1. Basis of the sale

(a) The Company shall sell and the Customer shall purchase goods and services in
    accordance with the Company’s written acknowledgement which shall constitute
    acceptance of the Customer’s order. These Terms together with any special terms set
    out in such acceptance will govern the Contract to the exclusion of any other terms.
(b) No employee or agent of the Company other than a Director of the Company has
    authority to bind the Company to any variation to these Terms. Any such variation must
    be agreed in writing.
(c) The Company’s employees or agents are not authorised to make any representations
    concerning the goods or services unless confirmed by the Company in writing. In entering
    into the Contract the Customer acknowledges that it does not rely on any such
    representations which are not so confirmed, but nothing in these Terms affects the liability
    of either party for fraudulent misrepresentation.

2. Specification

(a) The specification for the goods shall be those set out in the Company’s sales
    documentation. Illustrations, photographs or descriptions whether in catalogues,
    brochures or other documents issued by the Company are intended as a guide only and
    shall not be binding on the Company.
(b) The Company reserves the right to make any changes in the specification of the goods,
    which are required to conform to any applicable safety or other statutory requirements or
    where the Goods are to be supplied to the Company’s specification, which do not
    materially affect their quality or performance.

3. Payment/Price

(a) The price is based on the rates of labour, working hours and conditions, cost of materials,
    transport, insurance and overhead charges ruling at the date of the Company’s quotation,
    or if no quotation was given, at the date of acceptance of the Customer's order. Should
    any alteration in such factors take place after such date and before delivery of the goods
    or completion of the works, the price shall be adjusted accordingly.
(b) Settlement shall be strictly 30 days from date of invoice. The Company is entitled to
    charge interest at the highest of 5% above the current Bank of England base rate or the
    rate of interest as shall be determined under the Late Payment of Commercial Debts
    (Interest) Act 1998 on any overdue payments.
(c) The Company is entitled to suspend deliveries and/or work if the Customer fails to pay
    any sum when due whether such sum is payable in respect of the same or any other
    deliveries or work whatsoever.
(d) All prices are exclusive of value added tax and this will be charged at the applicable rate
    in addition to the price.
(e) All invoiced price discrepancies must be notified to the Company within 14 working days
    of the date of invoice.

4.Credit references

Any Contract shall be subject to the Company being satisfied as to the Purchaser’s credit
references and the Company may in its absolute discretion refrain from delivery of the goods
until such time as the Purchaser provides acceptable references or tenders the purchase
amount together with any outstanding amounts which may be due to the Company on any
account whatsoever.

5. Delivery

(a) No liability can be accepted for damage to the goods sustained during offloading or for
    damage occurring during storage after delivery.
(b) All goods shall be deemed accepted by the Purchaser unless written notification to the
    contrary is made within five business days of the delivery of the same to the Company.
(c) Where goods are to be delivered in instalments, each delivery shall constitute a separate
    contract and failure by the Company to deliver any one instalment in accordance with
    these Terms shall not entitle the Purchaser to treat the Contract as a whole as
(d) Time for delivery shall not be of the essence and delay in delivery does not give the
    Customer the right to cancel the order nor is the Company responsible for any loss,
    damage or expense resulting from such delay howsoever caused unless previously
    agreed in writing.
(e) The time stipulated for delivery shall mean the time for delivery ex-factory notwithstanding
    that the place for delivery may be elsewhere and unless otherwise agreed in writing by
    the Company shall be reckoned from the date of receipt of the Customer's order and full
    information sufficient for the Company to commence manufacture.
(f) If the Customer makes default in taking delivery or fails to give the Company instructions
    to enable delivery to be made within 14 days after notification, the goods shall remain at
    the sole expense and risk of the customer who shall arrange for suitable storage.

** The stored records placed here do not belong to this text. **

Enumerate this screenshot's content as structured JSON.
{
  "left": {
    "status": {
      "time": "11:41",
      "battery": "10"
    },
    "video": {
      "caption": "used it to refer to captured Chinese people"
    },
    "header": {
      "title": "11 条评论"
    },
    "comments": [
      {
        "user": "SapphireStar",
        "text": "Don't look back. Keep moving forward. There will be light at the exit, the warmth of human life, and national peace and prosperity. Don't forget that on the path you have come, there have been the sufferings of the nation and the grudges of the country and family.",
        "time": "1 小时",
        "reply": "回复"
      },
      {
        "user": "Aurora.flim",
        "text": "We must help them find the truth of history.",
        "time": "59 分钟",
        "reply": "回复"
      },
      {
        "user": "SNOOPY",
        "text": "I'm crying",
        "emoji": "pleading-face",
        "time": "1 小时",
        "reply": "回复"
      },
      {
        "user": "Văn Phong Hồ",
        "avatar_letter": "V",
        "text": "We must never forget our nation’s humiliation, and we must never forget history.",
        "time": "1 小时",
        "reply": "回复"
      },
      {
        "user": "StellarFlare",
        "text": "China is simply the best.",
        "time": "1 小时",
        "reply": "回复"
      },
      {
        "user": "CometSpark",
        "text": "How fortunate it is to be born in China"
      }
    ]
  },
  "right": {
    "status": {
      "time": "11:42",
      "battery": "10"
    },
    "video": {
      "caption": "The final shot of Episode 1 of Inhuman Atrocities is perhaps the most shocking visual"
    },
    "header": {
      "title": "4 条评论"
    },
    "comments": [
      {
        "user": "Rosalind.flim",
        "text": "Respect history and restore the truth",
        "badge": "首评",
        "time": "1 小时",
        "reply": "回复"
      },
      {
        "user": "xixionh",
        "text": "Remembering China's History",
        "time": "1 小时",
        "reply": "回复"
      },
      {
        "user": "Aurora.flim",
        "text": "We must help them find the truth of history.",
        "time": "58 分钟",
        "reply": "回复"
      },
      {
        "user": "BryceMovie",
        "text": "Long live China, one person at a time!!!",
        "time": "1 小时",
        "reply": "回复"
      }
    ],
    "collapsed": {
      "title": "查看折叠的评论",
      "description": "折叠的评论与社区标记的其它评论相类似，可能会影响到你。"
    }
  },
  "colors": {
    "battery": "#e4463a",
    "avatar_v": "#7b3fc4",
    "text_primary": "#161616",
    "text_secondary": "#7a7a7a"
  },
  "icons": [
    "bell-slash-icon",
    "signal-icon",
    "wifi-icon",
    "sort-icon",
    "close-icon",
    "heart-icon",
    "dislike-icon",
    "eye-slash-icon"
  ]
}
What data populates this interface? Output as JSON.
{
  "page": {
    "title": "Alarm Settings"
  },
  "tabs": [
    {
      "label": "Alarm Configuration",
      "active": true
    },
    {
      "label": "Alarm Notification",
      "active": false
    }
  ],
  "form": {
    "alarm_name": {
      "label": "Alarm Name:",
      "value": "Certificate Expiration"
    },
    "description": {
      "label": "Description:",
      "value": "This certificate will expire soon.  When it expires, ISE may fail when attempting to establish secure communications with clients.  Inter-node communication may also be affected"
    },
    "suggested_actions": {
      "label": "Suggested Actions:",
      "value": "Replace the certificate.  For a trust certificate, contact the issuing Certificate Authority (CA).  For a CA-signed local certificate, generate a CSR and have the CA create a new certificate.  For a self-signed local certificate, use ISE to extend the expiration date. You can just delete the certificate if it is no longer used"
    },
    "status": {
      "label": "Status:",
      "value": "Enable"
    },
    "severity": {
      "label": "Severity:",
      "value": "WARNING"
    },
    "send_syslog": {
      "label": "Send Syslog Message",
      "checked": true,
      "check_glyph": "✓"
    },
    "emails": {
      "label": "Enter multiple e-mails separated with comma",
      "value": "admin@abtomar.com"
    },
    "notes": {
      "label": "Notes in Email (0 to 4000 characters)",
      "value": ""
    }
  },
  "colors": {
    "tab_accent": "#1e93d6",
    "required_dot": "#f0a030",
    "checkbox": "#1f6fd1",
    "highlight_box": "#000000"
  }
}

If the
    Customer fails to arrange such storage, the Company may in its absolute discretion store
    the goods on the Customer's behalf at the Customer’s sole risk and expense at the
    Company’s premises or at such other place and on such terms as it considers fit, and the
    Customer shall pay the Company on demand a storage charge to cover losses and
    expenses suffered and incurred in storing, insuring, transporting and handling the goods.
    In no event shall these Terms operate to relieve the Customer of making payment as
    though such default or delay had not occurred.
(g) If the Customer makes default in taking delivery or giving instructions as to delivery of the
    goods or informs the Company that it no longer wishes to take delivery of the goods or
    wishes to cancel an order placed by it, then the Customer shall pay to the Company such
    charge as shall be necessary to cover losses and expenses suffered and incurred
    through the failure of the Customer to accept delivery of the goods or caused or
    occasioned or incidental on the cancellation of the said order by the Customer including
    all sums which the Company may have paid or shall have to pay to any third party.

6. Lien

The Company shall be entitled to a general lien on any property of the Customer in its
possession in respect of any sums due from the Customer.

7. Property and Risk

(a) All goods and materials are at the Customer's risk from the time:
    (i) at which they are delivered to the Customer's delivery address or if the Customer
         wrongfully fails to take delivery of the goods, the time when the Company has
         tendered delivery of the goods; or
    (ii) the time at which they leave the Company’s factory or at the time when the Company
         notifies the Customer that the goods are available for collection .
(b) Notwithstanding delivery and the passing of risk in the goods, all goods supplied by the
    Company remain the property of the Company until payment in full of the price of the
    goods and all other goods or services agreed to be sold or provided by the Company to
    the Customer for which payment is then due.
(c) Until such time as the property in the goods passes to the Customer, the Customer shall
    hold the goods as the Company’s fiduciary agent and bailee, and shall keep the goods
    separate from those of the Customer and third parties and properly stored, protected and
    insured and identified as the Company’s property, but the Customer may resell or use the
    goods in the ordinary course of its business.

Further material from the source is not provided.